Confused about t-contrasts, F-contrasts and the associated tests (t-test, ANOVA) What is the difference between a t-test and a contrast tested using a t-test?
When would an F-contrast be used instead of a regular t-contrast? Is the relationship between the two the same as between an ANOVA and a t-test?
Finally, is the answer to any of the above questions related to the fact that a "difference" contrast for a factor with N levels will have N-1 columns? (i.e., a difference contrast is only a vector (-1,1) for factors with 2 levels)
 A: Yes the question(s) could use some clarification, but here is an attempt at answering.

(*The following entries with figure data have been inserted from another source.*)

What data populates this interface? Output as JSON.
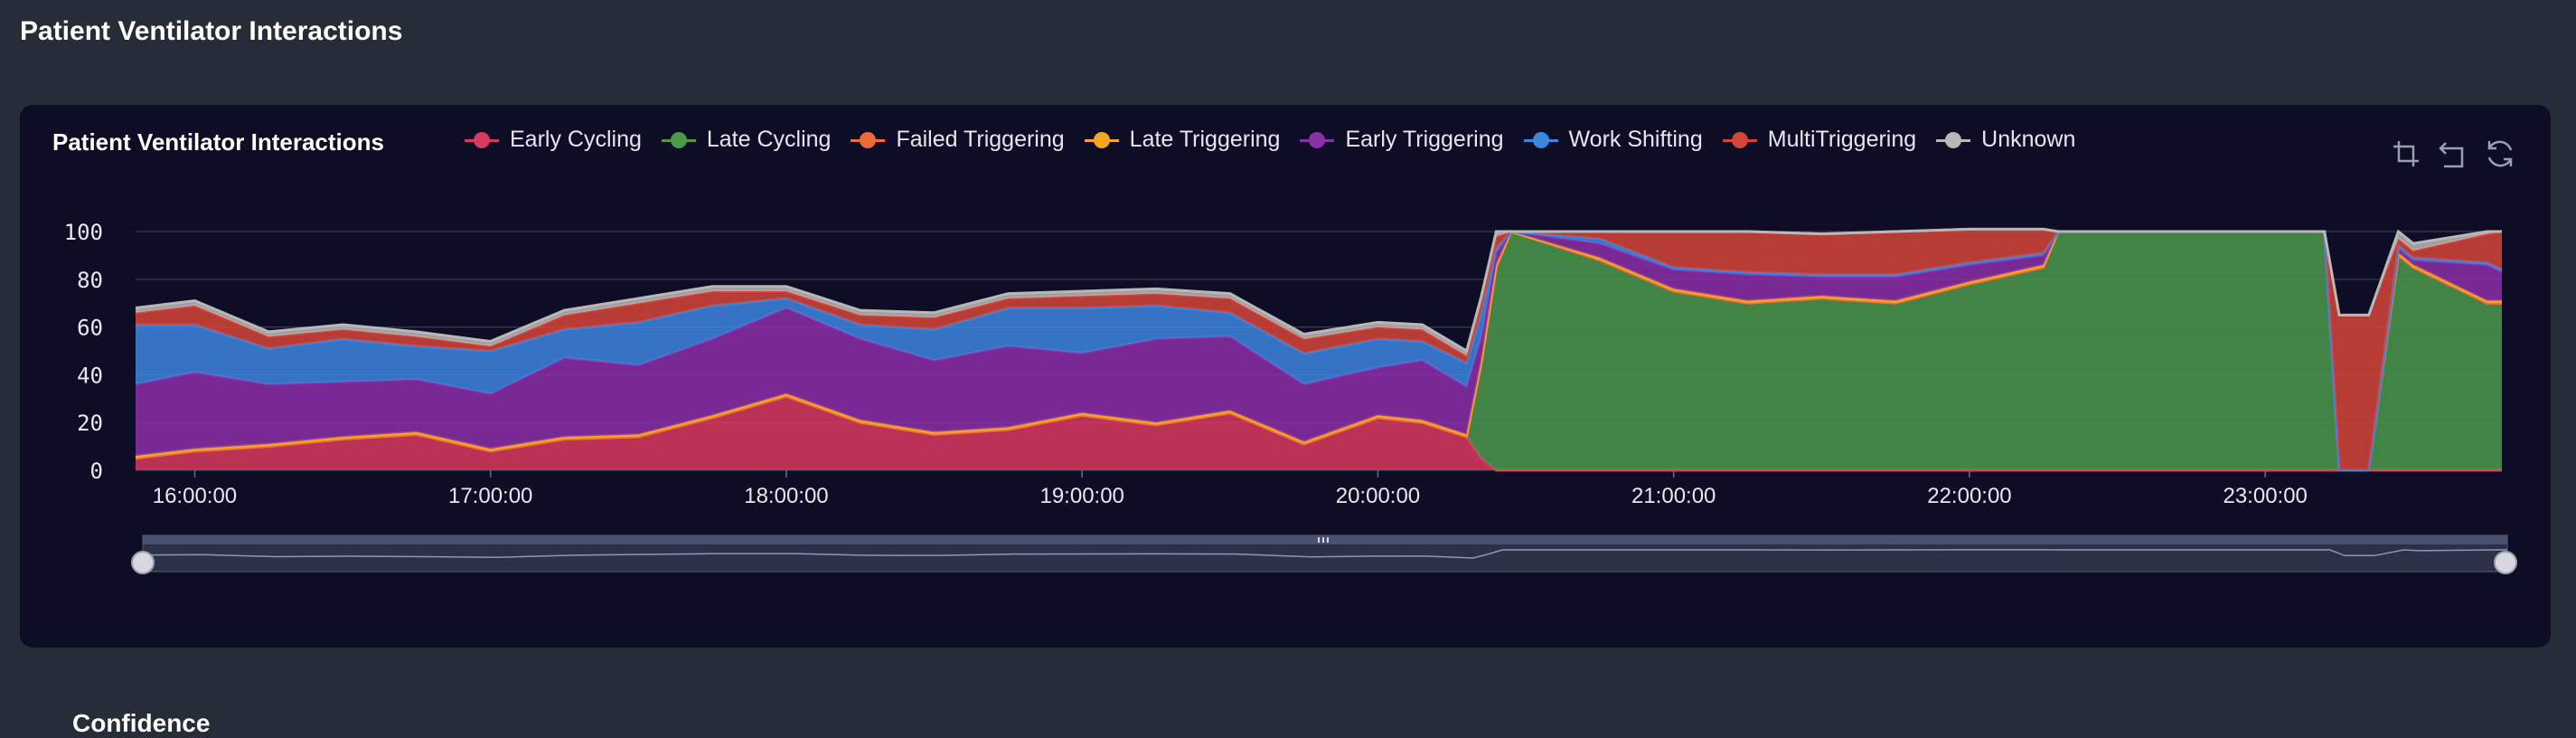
{
  "page": {
    "title": "Patient Ventilator Interactions"
  },
  "panel": {
    "title": "Patient Ventilator Interactions",
    "next_section_title": "Confidence"
  },
  "toolbox": [
    {
      "name": "zoom-icon"
    },
    {
      "name": "zoom-reset-icon"
    },
    {
      "name": "restore-icon"
    }
  ],
  "chart_data": {
    "type": "area",
    "stacked": true,
    "legend_position": "top",
    "grid": true,
    "ylim": [
      0,
      100
    ],
    "y_ticks": [
      "100",
      "80",
      "60",
      "40",
      "20",
      "0"
    ],
    "x_tick_labels": [
      "16:00:00",
      "17:00:00",
      "18:00:00",
      "19:00:00",
      "20:00:00",
      "21:00:00",
      "22:00:00",
      "23:00:00"
    ],
    "x_range_hours": [
      15.8,
      23.8
    ],
    "x": [
      15.8,
      16.0,
      16.25,
      16.5,
      16.75,
      17.0,
      17.25,
      17.5,
      17.75,
      18.0,
      18.25,
      18.5,
      18.75,
      19.0,
      19.25,
      19.5,
      19.75,
      20.0,
      20.15,
      20.3,
      20.35,
      20.4,
      20.45,
      20.75,
      21.0,
      21.25,
      21.5,
      21.75,
      22.0,
      22.25,
      22.3,
      22.35,
      22.5,
      22.75,
      23.0,
      23.15,
      23.2,
      23.25,
      23.35,
      23.45,
      23.5,
      23.75,
      23.8
    ],
    "series": [
      {
        "name": "Early Cycling",
        "color": "#d93a5f",
        "values": [
          5,
          8,
          10,
          13,
          15,
          8,
          13,
          14,
          22,
          31,
          20,
          15,
          17,
          23,
          19,
          24,
          11,
          22,
          20,
          14,
          5,
          0,
          0,
          0,
          0,
          0,
          0,
          0,
          0,
          0,
          0,
          0,
          0,
          0,
          0,
          0,
          0,
          0,
          0,
          0,
          0,
          0,
          0
        ]
      },
      {
        "name": "Late Cycling",
        "color": "#4b9a4b",
        "values": [
          0,
          0,
          0,
          0,
          0,
          0,
          0,
          0,
          0,
          0,
          0,
          0,
          0,
          0,
          0,
          0,
          0,
          0,
          0,
          0,
          40,
          85,
          100,
          88,
          75,
          70,
          72,
          70,
          78,
          85,
          100,
          100,
          100,
          100,
          100,
          100,
          100,
          0,
          0,
          90,
          85,
          70,
          70
        ]
      },
      {
        "name": "Failed Triggering",
        "color": "#f06a3a",
        "values": [
          0,
          0,
          0,
          0,
          0,
          0,
          0,
          0,
          0,
          0,
          0,
          0,
          0,
          0,
          0,
          0,
          0,
          0,
          0,
          0,
          0,
          0,
          0,
          0,
          0,
          0,
          0,
          0,
          0,
          0,
          0,
          0,
          0,
          0,
          0,
          0,
          0,
          0,
          0,
          0,
          0,
          0,
          0
        ]
      },
      {
        "name": "Late Triggering",
        "color": "#f5a623",
        "values": [
          1,
          1,
          1,
          1,
          1,
          1,
          1,
          1,
          1,
          1,
          1,
          1,
          1,
          1,
          1,
          1,
          1,
          1,
          1,
          1,
          1,
          1,
          0,
          1,
          1,
          1,
          1,
          1,
          1,
          1,
          0,
          0,
          0,
          0,
          0,
          0,
          0,
          0,
          0,
          1,
          1,
          1,
          1
        ]
      },
      {
        "name": "Early Triggering",
        "color": "#8b2fa8",
        "values": [
          30,
          32,
          25,
          23,
          22,
          23,
          33,
          29,
          32,
          36,
          34,
          30,
          34,
          25,
          35,
          31,
          24,
          20,
          25,
          20,
          10,
          5,
          0,
          6,
          8,
          11,
          8,
          10,
          7,
          4,
          0,
          0,
          0,
          0,
          0,
          0,
          0,
          0,
          0,
          2,
          2,
          15,
          12
        ]
      },
      {
        "name": "Work Shifting",
        "color": "#3d86e0",
        "values": [
          25,
          20,
          15,
          18,
          14,
          18,
          12,
          18,
          14,
          4,
          6,
          13,
          16,
          19,
          14,
          10,
          13,
          12,
          8,
          10,
          10,
          2,
          0,
          2,
          1,
          1,
          1,
          1,
          1,
          1,
          0,
          0,
          0,
          0,
          0,
          0,
          0,
          0,
          0,
          1,
          1,
          1,
          1
        ]
      },
      {
        "name": "MultiTriggering",
        "color": "#d6453a",
        "values": [
          5,
          8,
          5,
          4,
          4,
          2,
          6,
          8,
          6,
          3,
          4,
          5,
          4,
          5,
          5,
          6,
          6,
          5,
          5,
          3,
          5,
          5,
          0,
          3,
          15,
          17,
          17,
          18,
          14,
          10,
          0,
          0,
          0,
          0,
          0,
          0,
          0,
          65,
          65,
          3,
          3,
          12,
          16
        ]
      },
      {
        "name": "Unknown",
        "color": "#b8b8b8",
        "values": [
          2,
          2,
          2,
          2,
          2,
          2,
          2,
          2,
          2,
          2,
          2,
          2,
          2,
          2,
          2,
          2,
          2,
          2,
          2,
          2,
          2,
          2,
          0,
          0,
          0,
          0,
          0,
          0,
          0,
          0,
          0,
          0,
          0,
          0,
          0,
          0,
          0,
          0,
          0,
          3,
          3,
          1,
          0
        ]
      }
    ],
    "data_zoom": {
      "start": 0,
      "end": 100
    }
  }
}
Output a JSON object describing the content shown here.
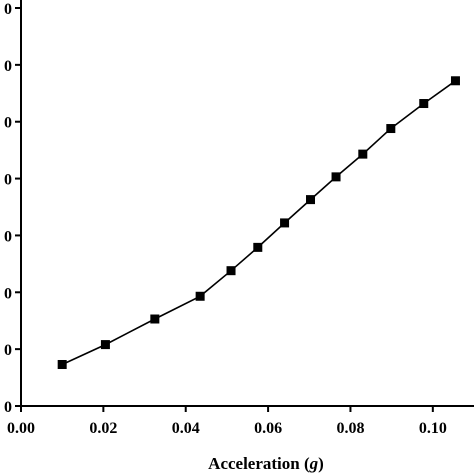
{
  "chart_data": {
    "type": "line",
    "title": "",
    "xlabel": "Acceleration (",
    "xlabel_var": "g",
    "xlabel_close": ")",
    "ylabel": "",
    "xlim": [
      0.0,
      0.11
    ],
    "ylim": [
      0,
      7
    ],
    "x_ticks": [
      0.0,
      0.02,
      0.04,
      0.06,
      0.08,
      0.1
    ],
    "x_tick_labels": [
      "0.00",
      "0.02",
      "0.04",
      "0.06",
      "0.08",
      "0.10"
    ],
    "y_ticks": [
      0,
      1,
      2,
      3,
      4,
      5,
      6,
      7
    ],
    "y_tick_labels": [
      "0",
      "0",
      "0",
      "0",
      "0",
      "0",
      "0",
      "0"
    ],
    "grid": false,
    "series": [
      {
        "marker": "square",
        "color": "#000000",
        "x": [
          0.01,
          0.0205,
          0.0325,
          0.0435,
          0.051,
          0.0575,
          0.064,
          0.0703,
          0.0765,
          0.083,
          0.0898,
          0.0978,
          0.1055
        ],
        "y": [
          0.73,
          1.08,
          1.53,
          1.93,
          2.38,
          2.79,
          3.22,
          3.63,
          4.03,
          4.43,
          4.88,
          5.32,
          5.72
        ]
      }
    ]
  }
}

First you ask what the difference is between a t-test and a contrast tested using a t-test.  There are actually many different tests that can be called a t-test, this is one of the things that makes the question unclear.  Any time that you have a parameter estimate that is (approximately) normally distributed divided by a standard error (estimated standard deviation of the parameter estimate based on the same data) then the resulting test statistic is (approximately) distributed according to the t distribution and can be tested using a t-test.  This includes the 1 sample t-test, the paired t-test, the independent 2 sample t-test, test of a regression slope, etc.  Since a linear combination of normal estimates is also normal, this means that testing a single contrast falls into this category as well (the tests that I listed can be reformulated as tests on contrasts).
When comparing the t-tests and the F-tests you should understand that an F-statistic based on 1 df in the numerator is just the square of a t-statistic.  So there are many tests that could be performed using either a t-test or an F-test and you will achieve the exact same results.  The advantage of the t-test is that sometimes it is simpler and more directly interpretable and you can do one-sided tests with the t-test much more simply than the F-test.  The advantage of the F-test is that it can look at several tests/parameters/etc. simultaneously.  So just like you can compare 2 means with a t-test (or ANOVA), but need ANOVA to test more than 2 means; you can test a single contrast with a t-test (or an F-test), but need an F-test to simultaneously test more than 1 contrast and control the overall or family-wise type I error rate.